When I get home, the very FIRST thing I do is wash my hands thoroughly because I know I've been on the CTA. In the beginning, I was surprised at the amount of dirt that washed off. Now I know what the usual amount of dirt & germs looks like.

People, you need to dump your anti-bacterials in the garbage and live with the day to day messes of life. That stuff will kill you faster than if you don't use it. Consider the prevalence of anti-biotic resistant bugs out there due to those bloody waterless hand washes and the like. Like one of the healthiest people I know says "eat dirt".

The CTA is soft to pressure us to stop eating and drinking on the the buses and trains because it can't get riders to destinations on-time without us having to pack a damn lunch!

It takes too long to get from point A to B on many trips.

How can you *not* expect people to bring at least one meal with them considering that they're bound to miss one riding the CTA?

But that doesn't excuse those who liter and spill.

I wonder how many spills are caused by the violent side-to-side rocking, or start/stop of some trains or flapping of the new NABI articulated buses on north Lakeshore Drive?

Or by bus drivers who insist on stabbing the accelerator every 2 secs for the whole trip?

Gimme that stat.

Apparently riders of the Damen bus have seen this and taken note! I say this because today was Personal Hygiene Day on the #50.

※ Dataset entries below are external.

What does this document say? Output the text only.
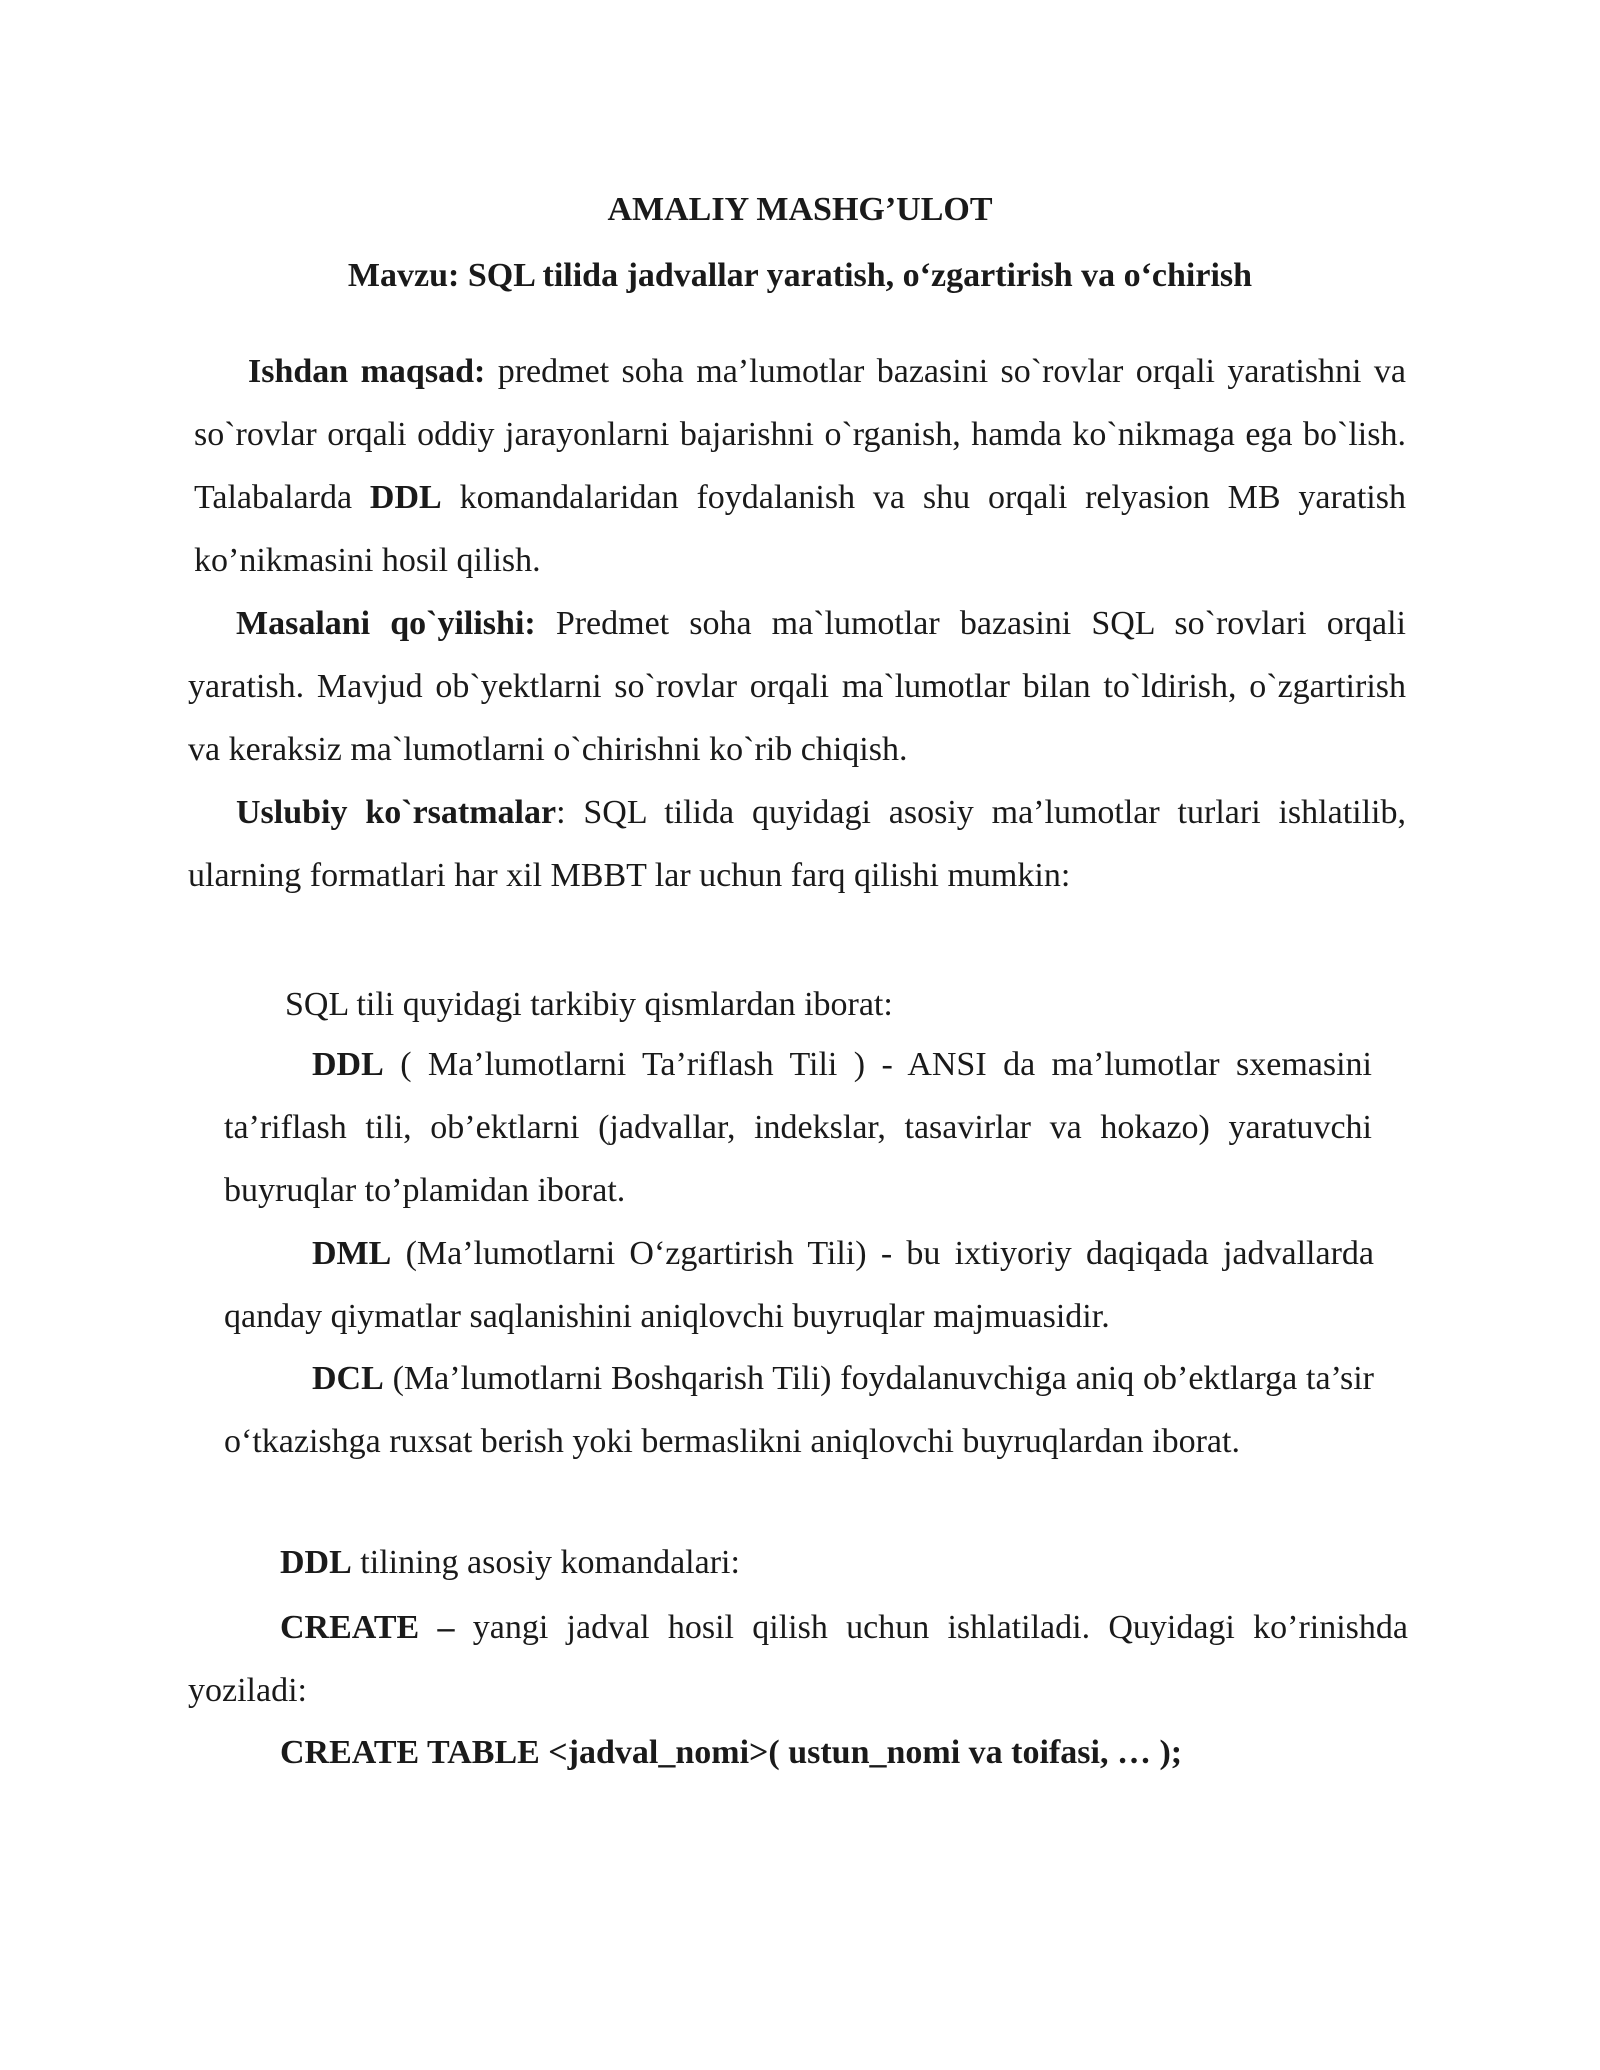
AMALIY MASHG’ULOT
Mavzu: SQL tilida jadvallar yaratish, o‘zgartirish va o‘chirish
Ishdan maqsad: predmet soha ma’lumotlar bazasini so`rovlar orqali yaratishni va so`rovlar orqali oddiy jarayonlarni bajarishni o`rganish, hamda ko`nikmaga ega bo`lish. Talabalarda DDL komandalaridan foydalanish va shu orqali relyasion MB yaratish ko’nikmasini hosil qilish.
Masalani qo`yilishi: Predmet soha ma`lumotlar bazasini SQL so`rovlari orqali yaratish. Mavjud ob`yektlarni so`rovlar orqali ma`lumotlar bilan to`ldirish, o`zgartirish va keraksiz ma`lumotlarni o`chirishni ko`rib chiqish.
Uslubiy ko`rsatmalar: SQL tilida quyidagi asosiy ma’lumotlar turlari ishlatilib, ularning formatlari har xil MBBT lar uchun farq qilishi mumkin:
SQL tili quyidagi tarkibiy qismlardan iborat:
DDL ( Ma’lumotlarni Ta’riflash Tili ) - ANSI da ma’lumotlar sxemasini ta’riflash tili, ob’ektlarni (jadvallar, indekslar, tasavirlar va hokazo) yaratuvchi buyruqlar to’plamidan iborat.
DML (Ma’lumotlarni O‘zgartirish Tili) - bu ixtiyoriy daqiqada jadvallarda qanday qiymatlar saqlanishini aniqlovchi buyruqlar majmuasidir.
DCL (Ma’lumotlarni Boshqarish Tili) foydalanuvchiga aniq ob’ektlarga ta’sir o‘tkazishga ruxsat berish yoki bermaslikni aniqlovchi buyruqlardan iborat.
DDL tilining asosiy komandalari:
CREATE – yangi jadval hosil qilish uchun ishlatiladi. Quyidagi ko’rinishda yoziladi:
CREATE TABLE <jadval_nomi>( ustun_nomi va toifasi, … );
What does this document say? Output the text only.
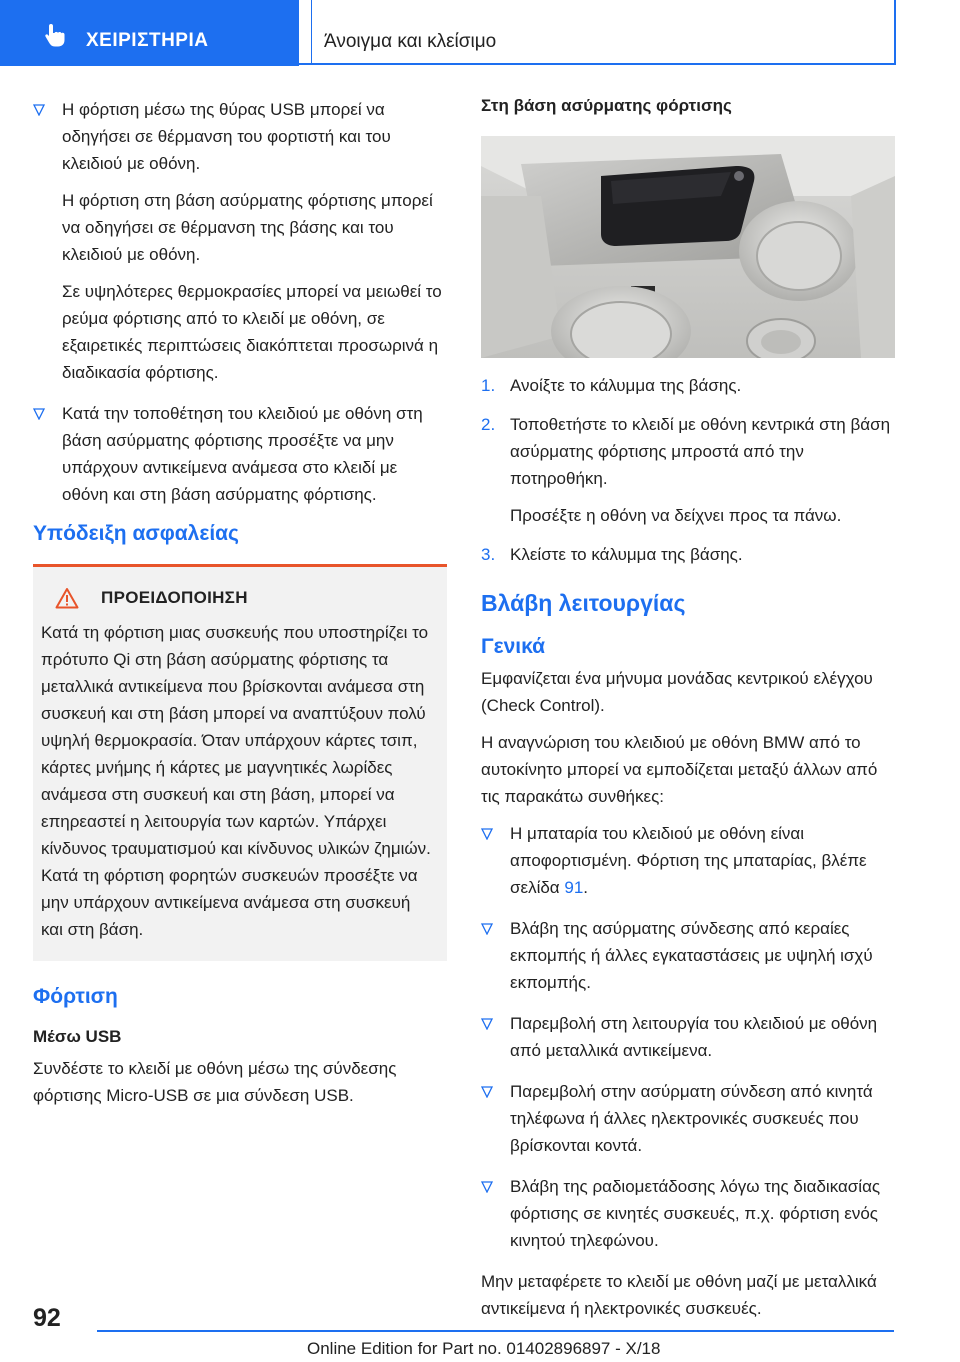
ΧΕΙΡΙΣΤΗΡΙΑ	Άνοιγμα και κλείσιμο
Η φόρτιση μέσω της θύρας USB μπορεί να οδηγήσει σε θέρμανση του φορτιστή και του κλειδιού με οθόνη.
Η φόρτιση στη βάση ασύρματης φόρτισης μπορεί να οδηγήσει σε θέρμανση της βάσης και του κλειδιού με οθόνη.
Σε υψηλότερες θερμοκρασίες μπορεί να μειωθεί το ρεύμα φόρτισης από το κλειδί με οθόνη, σε εξαιρετικές περιπτώσεις διακόπτεται προσωρινά η διαδικασία φόρτισης.
Κατά την τοποθέτηση του κλειδιού με οθόνη στη βάση ασύρματης φόρτισης προσέξτε να μην υπάρχουν αντικείμενα ανάμεσα στο κλειδί με οθόνη και στη βάση ασύρματης φόρτισης.
Υπόδειξη ασφαλείας
ΠΡΟΕΙΔΟΠΟΙΗΣΗ
Κατά τη φόρτιση μιας συσκευής που υποστηρίζει το πρότυπο Qi στη βάση ασύρματης φόρτισης τα μεταλλικά αντικείμενα που βρίσκονται ανάμεσα στη συσκευή και στη βάση μπορεί να αναπτύξουν πολύ υψηλή θερμοκρασία. Όταν υπάρχουν κάρτες τσιπ, κάρτες μνήμης ή κάρτες με μαγνητικές λωρίδες ανάμεσα στη συσκευή και στη βάση, μπορεί να επηρεαστεί η λειτουργία των καρτών. Υπάρχει κίνδυνος τραυματισμού και κίνδυνος υλικών ζημιών. Κατά τη φόρτιση φορητών συσκευών προσέξτε να μην υπάρχουν αντικείμενα ανάμεσα στη συσκευή και στη βάση.
Φόρτιση
Μέσω USB
Συνδέστε το κλειδί με οθόνη μέσω της σύνδεσης φόρτισης Micro-USB σε μια σύνδεση USB.
Στη βάση ασύρματης φόρτισης
1. Ανοίξτε το κάλυμμα της βάσης.
2. Τοποθετήστε το κλειδί με οθόνη κεντρικά στη βάση ασύρματης φόρτισης μπροστά από την ποτηροθήκη.
Προσέξτε η οθόνη να δείχνει προς τα πάνω.
3. Κλείστε το κάλυμμα της βάσης.
Βλάβη λειτουργίας
Γενικά
Εμφανίζεται ένα μήνυμα μονάδας κεντρικού ελέγχου (Check Control).
Η αναγνώριση του κλειδιού με οθόνη BMW από το αυτοκίνητο μπορεί να εμποδίζεται μεταξύ άλλων από τις παρακάτω συνθήκες:
Η μπαταρία του κλειδιού με οθόνη είναι αποφορτισμένη. Φόρτιση της μπαταρίας, βλέπε σελίδα 91.
Βλάβη της ασύρματης σύνδεσης από κεραίες εκπομπής ή άλλες εγκαταστάσεις με υψηλή ισχύ εκπομπής.
Παρεμβολή στη λειτουργία του κλειδιού με οθόνη από μεταλλικά αντικείμενα.
Παρεμβολή στην ασύρματη σύνδεση από κινητά τηλέφωνα ή άλλες ηλεκτρονικές συσκευές που βρίσκονται κοντά.
Βλάβη της ραδιομετάδοσης λόγω της διαδικασίας φόρτισης σε κινητές συσκευές, π.χ. φόρτιση ενός κινητού τηλεφώνου.
Μην μεταφέρετε το κλειδί με οθόνη μαζί με μεταλλικά αντικείμενα ή ηλεκτρονικές συσκευές.
92
Online Edition for Part no. 01402896897 - X/18
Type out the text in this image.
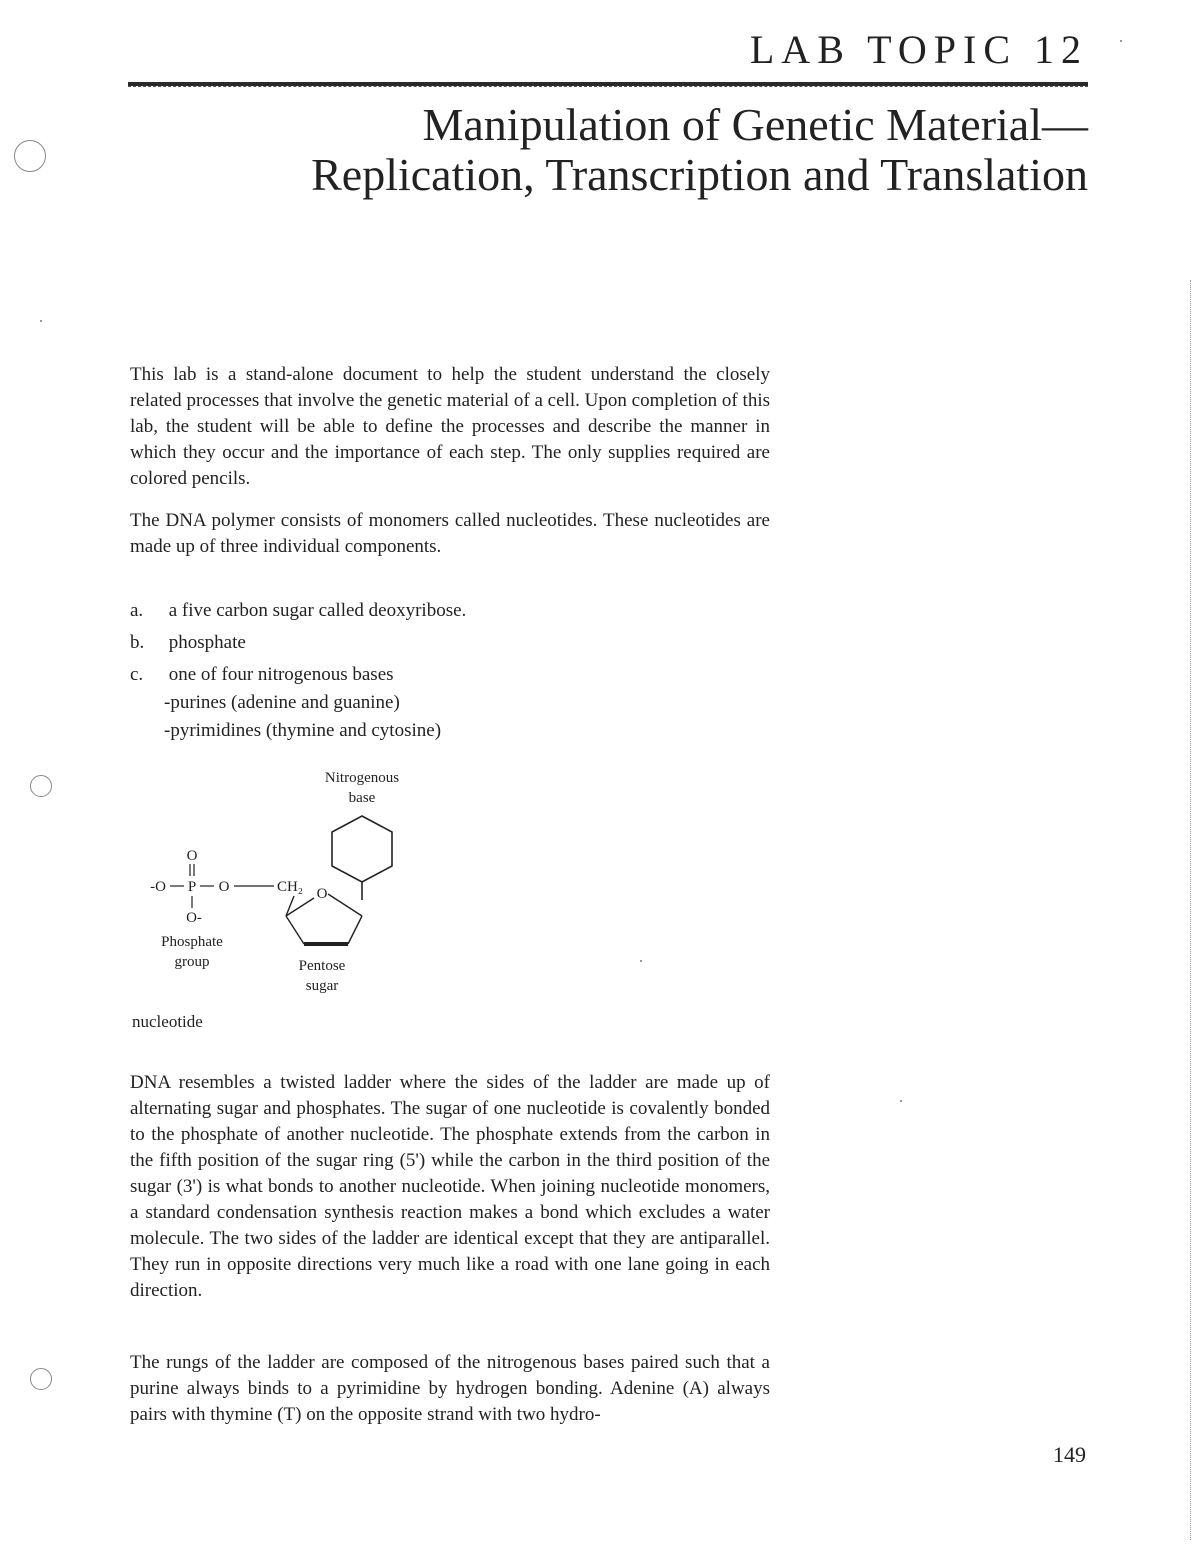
LAB TOPIC 12
Manipulation of Genetic Material—
Replication, Transcription and Translation

This lab is a stand-alone document to help the student understand the closely related processes that involve the genetic material of a cell. Upon completion of this lab, the student will be able to define the processes and describe the manner in which they occur and the importance of each step. The only supplies required are colored pencils.

The DNA polymer consists of monomers called nucleotides. These nucleotides are made up of three individual components.

a. a five carbon sugar called deoxyribose.
b. phosphate
c. one of four nitrogenous bases
-purines (adenine and guanine)
-pyrimidines (thymine and cytosine)
Nitrogenous
base
O
-O P O
O-
CH₂ O
Phosphate
group	Pentose
sugar
nucleotide

DNA resembles a twisted ladder where the sides of the ladder are made up of alternating sugar and phosphates. The sugar of one nucleotide is covalently bonded to the phosphate of another nucleotide. The phosphate extends from the carbon in the fifth position of the sugar ring (5') while the carbon in the third position of the sugar (3') is what bonds to another nucleotide. When joining nucleotide monomers, a standard condensation synthesis reaction makes a bond which excludes a water molecule. The two sides of the ladder are identical except that they are antiparallel. They run in opposite directions very much like a road with one lane going in each direction.

The rungs of the ladder are composed of the nitrogenous bases paired such that a purine always binds to a pyrimidine by hydrogen bonding. Adenine (A) always pairs with thymine (T) on the opposite strand with two hydro-

149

First, a man at the Damen & Armitage stop was determined not to let the bacteria between his teeth get on the bus. Oh no! Instead he meticulously picked the cracks with his 7-day pass, wiping the residue on his pants before going in for another swipe.

Then, on the bus, a different man ensured that he did his part by not dirtying the bus with newsprint. As soon as he finished reading his paper he folded it up, put it in his briefcase, and carefully licked the ink off each finger one by one.

Why wait until you're off the bus to wash your hands when you can give yourself a tongue bath right there!? Forget the handwipes, I think that more people should learn from these fine passengers.

This Red Eye article is just another missed opportunity to do some actual journalism. I remember reading the Red Eye during the fall when the fare hikes were being proposed. While managing to avoid discussing the issue of the CTA squandering money in projects like the Super Station, or analyzing the inequitable distribution of Chicago Card distribution sites, or mentioning how the fare hike placed the largest financial burden on the most economically vulnerable, the Red Eye came out with hard hitting articles from columnists like Kyra Kyles asking readers "How often do your arms get bumped by other passengers' bags?" or "Whats your favorite CTA line?"

When it comes to writing about the CTA, the Red Eye is at best like a food critic in a restaurant nitpicking the soup while the building is on fire. I know that the paper is intended to be fluff, but I can't stand superficial investigative journalism about the CTA when there is so much else to be said.

Well, duh! Here's another shocker: I like beer!

I've lived in a few big cities and visited several others, and I'd have to say the "L" is the worst rail system I've seen. I've been to cities in developing countries with much better systems. You'd think it would be an embarassment to city officials.

I now take an express bus to work instead of the red line. Since they stopped cleaning the trains they're really disgusting, plus it would typically take close to an hour to get downtown, a distance of less than eight miles. It actually takes a little less time on the bus.

I think the CTA should just throw in the towel, admit that they are incapable of maintaining and running the rail system, and contract with a private company to run it. Even if we had to pay higher fares, I think it would be worth it.